SURVIVAL POSTURES: A COMMUNITY EXPERIMENT IN LEARNING HOW TO LIVE
During the dead of winter, 2011, 20 people in Cleveland, OH took part in a group experiment. Each chose a task essential to their survival or well-being that they didn't know how to do. Then, over the course of February, they learned how to do it: how to build a cook stove out of soup cans, how to process wool and weave with it, how to sew homemade menstrual pads...
Survival Postures took a cue from feminist performance artist Mierle Laderman Ukeles, who, since the late 1960's has used her art to make visible a hidden, stigmatized world of maintenance work that shores up our whole society. She's said that her work is a conscious attempt to re-link cultural practice with how we practice our own survival.

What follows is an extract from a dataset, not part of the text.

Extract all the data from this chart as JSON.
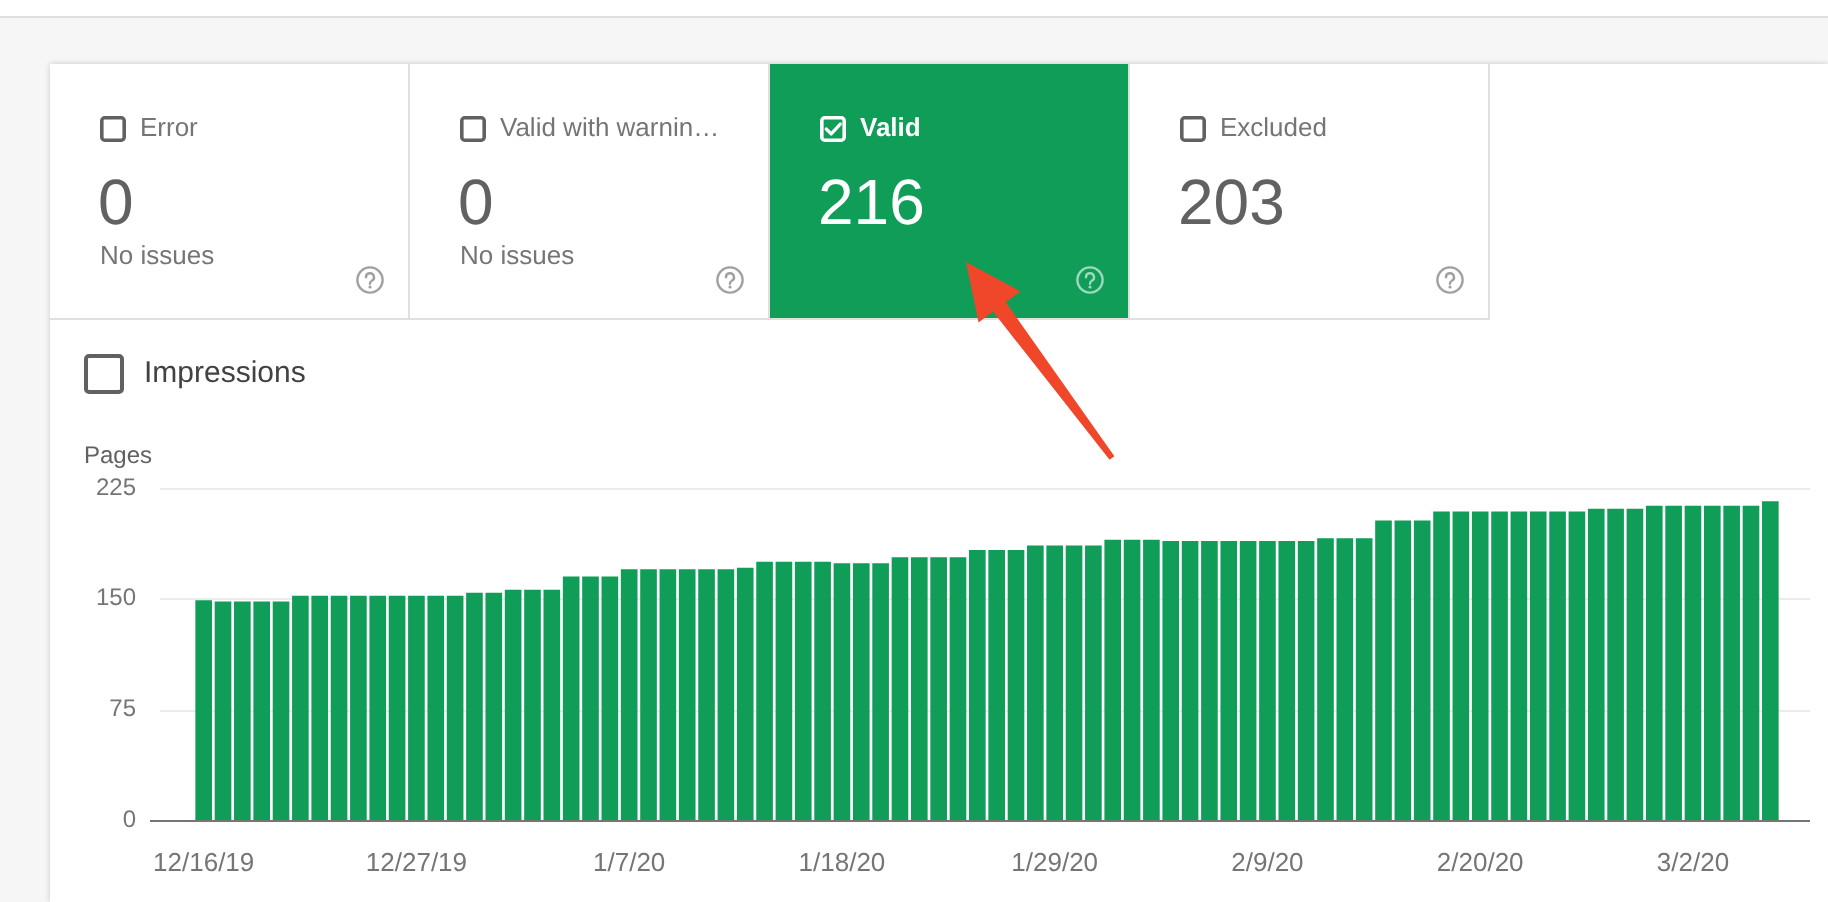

Cleveland has seen huge growth in interest in re-localizing the work that provides for our community's basic needs. As more people engage in fundamental work like food production, it's becoming more and more clear that as a culture, we are very much in our infancy when it comes to being actors in our own survival. Many basic skills are no longer in our vocabulary, and we rarely flex the muscles that make us producers (rather than consumers) of what we need. At this moment of cultural atrophy, re-learning practical skills takes practice, and in that practice, we have to allow ourselves to be tentative, uncomfortable and inexperienced.
Survival Postures was about practicing a culture that can take care of itself, re-linking culture and survival deep within our own bodies.